Der Schöne und das Biest: Mit diesen Atlas-Varianten schmeichelt sich VW bei den Amis ein

Für Hinrich Woebcken ist er so etwas wie ein Rettungswagen. Denn dass der amerikanische VW-Chef im Jahr drei nach dem Dieselskandal wieder strahlen kann und mit breiter Brust auf die Bühne der New York Autoshow steigt, verdankt er vor allem dem Atlas. Zwar ist der große Geländewagen gar nicht das meistverkaufte Modell im US-Portfolio und deshalb nur zum Teil dafür verantwortlich, dass die Niedersachsen in den letzten zwölf Monaten um 5,5 Prozent zulegt haben, während der Markt um 1,9 Punkte gefallen ist.
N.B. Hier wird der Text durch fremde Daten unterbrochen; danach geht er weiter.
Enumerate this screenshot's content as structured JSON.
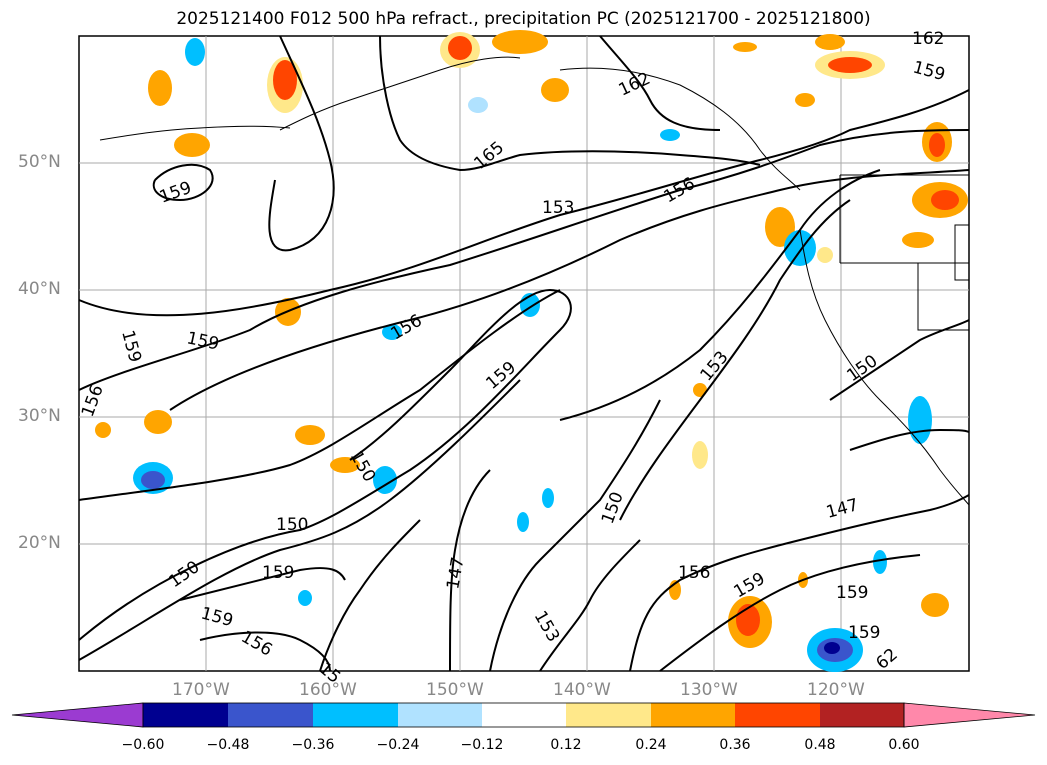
{
  "title": "2025121400 F012 500 hPa refract., precipitation PC (2025121700 - 2025121800)",
  "map": {
    "lon_range": [
      -180,
      -110
    ],
    "lat_range": [
      10,
      60
    ],
    "grid": true,
    "lat_labels": [
      "50°N",
      "40°N",
      "30°N",
      "20°N"
    ],
    "lon_labels": [
      "170°W",
      "160°W",
      "150°W",
      "140°W",
      "130°W",
      "120°W"
    ],
    "contour_labels": [
      "162",
      "159",
      "162",
      "165",
      "156",
      "153",
      "159",
      "159",
      "159",
      "156",
      "156",
      "159",
      "153",
      "150",
      "159",
      "150",
      "150",
      "150",
      "147",
      "147",
      "153",
      "156",
      "159",
      "159",
      "159",
      "62",
      "150",
      "159",
      "156",
      "15"
    ]
  },
  "colorbar": {
    "colors": [
      "#9b3bd1",
      "#000090",
      "#3a55cc",
      "#00bfff",
      "#b0e2ff",
      "#ffffff",
      "#ffe88a",
      "#ffa500",
      "#ff4500",
      "#b22222",
      "#ff88aa"
    ],
    "tick_labels": [
      "−0.60",
      "−0.48",
      "−0.36",
      "−0.24",
      "−0.12",
      "0.12",
      "0.24",
      "0.36",
      "0.48",
      "0.60"
    ]
  }
}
Doch das Dickschiff von 5,10 Metern steht wie kein anderer VW für das Bekenntnis zum US-Markt und für das Versprechen, den Amerikanern künftig nur noch Autos nach ihrem eigenen Geschmack zu liefern. Nicht umsonst ist der Atlas größer als ein Touareg und kostet trotzdem weniger als bei uns ein Tiguan.
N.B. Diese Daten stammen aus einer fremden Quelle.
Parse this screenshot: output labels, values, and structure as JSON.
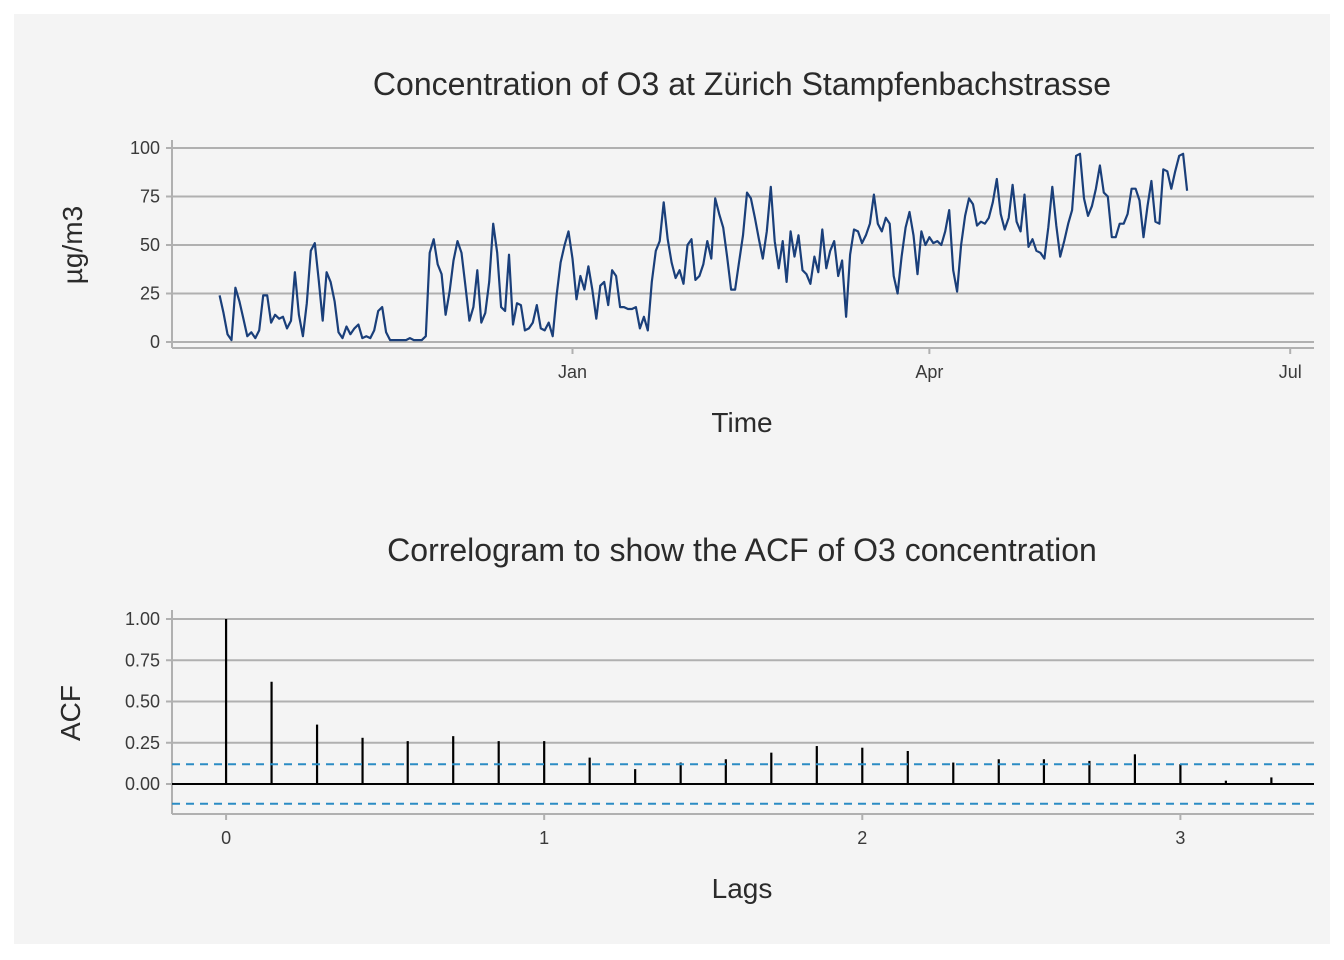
{
  "colors": {
    "background": "#f4f4f4",
    "series_line": "#1a3f7a",
    "acf_bar": "#000000",
    "ci_line": "#2b8cc4"
  },
  "chart_data": [
    {
      "type": "line",
      "title": "Concentration of O3 at Zürich Stampfenbachstrasse",
      "xlabel": "Time",
      "ylabel": "µg/m3",
      "ylim": [
        0,
        100
      ],
      "yticks": [
        0,
        25,
        50,
        75,
        100
      ],
      "ytick_labels": [
        "0",
        "25",
        "50",
        "75",
        "100"
      ],
      "xticks": [
        {
          "date": "2018-01-01",
          "label": "Jan"
        },
        {
          "date": "2018-04-01",
          "label": "Apr"
        },
        {
          "date": "2018-07-01",
          "label": "Jul"
        }
      ],
      "xlim": [
        "2017-09-22",
        "2018-07-07"
      ],
      "grid": true,
      "series": [
        {
          "start_date": "2017-10-04",
          "values": [
            24,
            15,
            4,
            1,
            28,
            21,
            12,
            3,
            5,
            2,
            6,
            24,
            24,
            10,
            14,
            12,
            13,
            7,
            11,
            36,
            14,
            3,
            20,
            47,
            51,
            32,
            11,
            36,
            31,
            21,
            5,
            2,
            8,
            4,
            7,
            9,
            2,
            3,
            2,
            6,
            16,
            18,
            5,
            1,
            1,
            1,
            1,
            1,
            2,
            1,
            1,
            1,
            3,
            46,
            53,
            40,
            35,
            14,
            26,
            42,
            52,
            46,
            29,
            11,
            18,
            37,
            10,
            15,
            31,
            61,
            46,
            18,
            16,
            45,
            9,
            20,
            19,
            6,
            7,
            10,
            19,
            7,
            6,
            10,
            3,
            24,
            41,
            50,
            57,
            43,
            22,
            34,
            27,
            39,
            27,
            12,
            29,
            31,
            19,
            37,
            34,
            18,
            18,
            17,
            17,
            18,
            7,
            13,
            6,
            31,
            47,
            52,
            72,
            53,
            41,
            33,
            37,
            30,
            50,
            53,
            32,
            34,
            40,
            52,
            43,
            74,
            66,
            59,
            44,
            27,
            27,
            41,
            55,
            77,
            74,
            64,
            53,
            43,
            57,
            80,
            52,
            38,
            52,
            31,
            57,
            44,
            55,
            37,
            35,
            30,
            44,
            36,
            58,
            38,
            47,
            52,
            34,
            42,
            13,
            45,
            58,
            57,
            51,
            55,
            61,
            76,
            61,
            57,
            64,
            61,
            34,
            25,
            44,
            59,
            67,
            55,
            35,
            57,
            50,
            54,
            51,
            52,
            50,
            57,
            68,
            37,
            26,
            50,
            65,
            74,
            71,
            60,
            62,
            61,
            64,
            72,
            84,
            66,
            58,
            64,
            81,
            62,
            57,
            76,
            49,
            53,
            47,
            46,
            43,
            59,
            80,
            60,
            44,
            52,
            61,
            68,
            96,
            97,
            74,
            65,
            70,
            79,
            91,
            77,
            75,
            54,
            54,
            61,
            61,
            66,
            79,
            79,
            73,
            54,
            70,
            83,
            62,
            61,
            89,
            88,
            79,
            88,
            96,
            97,
            78
          ]
        }
      ]
    },
    {
      "type": "bar",
      "title": "Correlogram to show the ACF of O3 concentration",
      "xlabel": "Lags",
      "ylabel": "ACF",
      "xlim": [
        -0.17,
        3.42
      ],
      "ylim": [
        -0.17,
        1.05
      ],
      "xticks": [
        0,
        1,
        2,
        3
      ],
      "xtick_labels": [
        "0",
        "1",
        "2",
        "3"
      ],
      "yticks": [
        0,
        0.25,
        0.5,
        0.75,
        1
      ],
      "ytick_labels": [
        "0.00",
        "0.25",
        "0.50",
        "0.75",
        "1.00"
      ],
      "grid": true,
      "confidence_bound": 0.12,
      "lags": [
        0,
        0.143,
        0.286,
        0.429,
        0.571,
        0.714,
        0.857,
        1.0,
        1.143,
        1.286,
        1.429,
        1.571,
        1.714,
        1.857,
        2.0,
        2.143,
        2.286,
        2.429,
        2.571,
        2.714,
        2.857,
        3.0,
        3.143,
        3.286
      ],
      "values": [
        1.0,
        0.62,
        0.36,
        0.28,
        0.26,
        0.29,
        0.26,
        0.26,
        0.16,
        0.09,
        0.13,
        0.15,
        0.19,
        0.23,
        0.22,
        0.2,
        0.13,
        0.15,
        0.15,
        0.14,
        0.18,
        0.12,
        0.02,
        0.04
      ]
    }
  ]
}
Aber der Atlas ist nur der Anfang. Dass VW längst weiter denkt und sich tiefer in die amerikanische Volksseele einschmeicheln will, beweist jetzt auf der Motorshow in New York der Tanoak. Denn zumindest für den Messeauftritt wird der Atlas dabei zu einem ebenso rustikalen wie robusten Pick-Up und bedient damit das liebste Klischee und das größte Segment des US-Marktes. Dafür hat VW den Modularen Querbaukasten, der eigentlich mal für die Golf-Klasse entwickelt wurde, bis an sein Ultimo gedehnt: Stattliche 5,44 Meter misst der Pritschenwagen mit Doppelkabine und überragt damit sogar den Atlas noch einmal um 34 Zentimeter. Und damit man auch in der zweiten Reihe noch halbwegs gut sitzen kann, wächst der Radstand um 28 Zentimeter auf in dieser Architektur noch nie da gewesene 3,26 Meter.
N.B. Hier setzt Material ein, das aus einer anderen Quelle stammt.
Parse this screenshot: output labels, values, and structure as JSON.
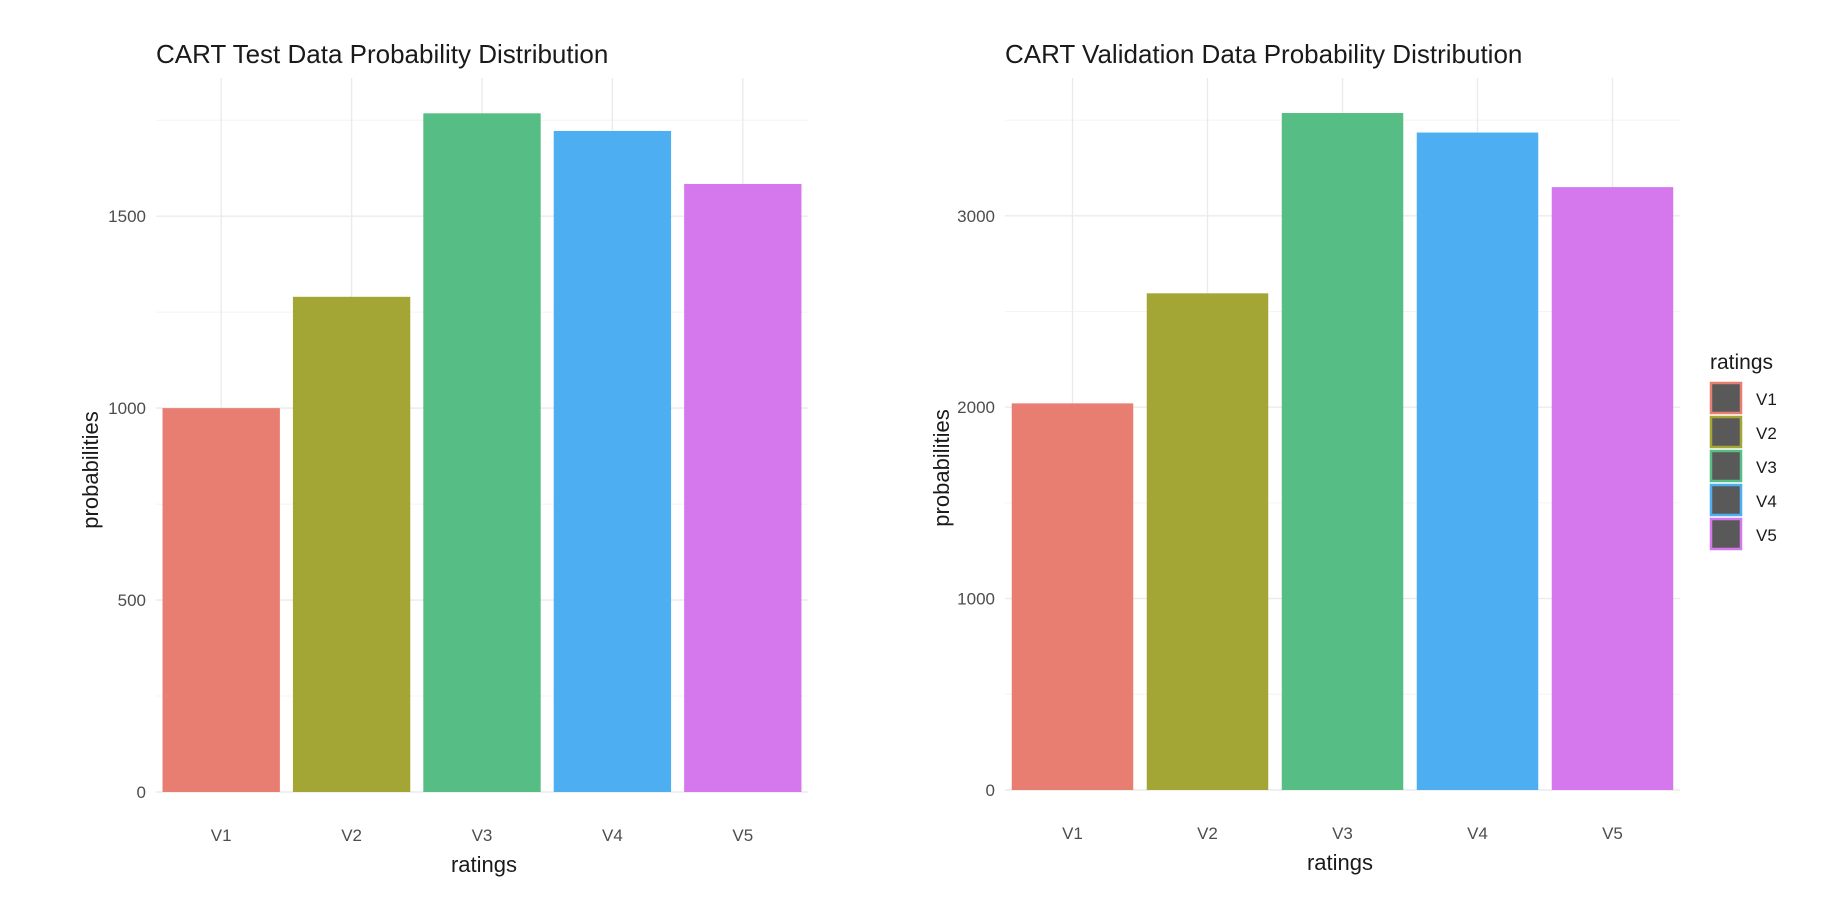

Natürlich sind die Lichtspiele an der Front und die LED-Inszenierung an der Ladeklappe überzeichnet, der Namenszug unter dem Kühler könnte auch ein bisschen dezenter ausfallen und die schwarzen Radläufe sind buchstäblich ein wenig dick aufgetragen – doch im Grunde gibt vom 280 PS starken V6-Motor bis zum digitalen Interieur kaum etwas an der Studie, das nicht in Serie gehen könnte. Zumal VW mit einer Produktion im Atlas-Werk Chattanooga die leidige Chicken-Tax umgehen könnte, die mit einem Strafzoll von 25 Prozent den gewinnbringenden US-Import des Amarok unmöglich macht.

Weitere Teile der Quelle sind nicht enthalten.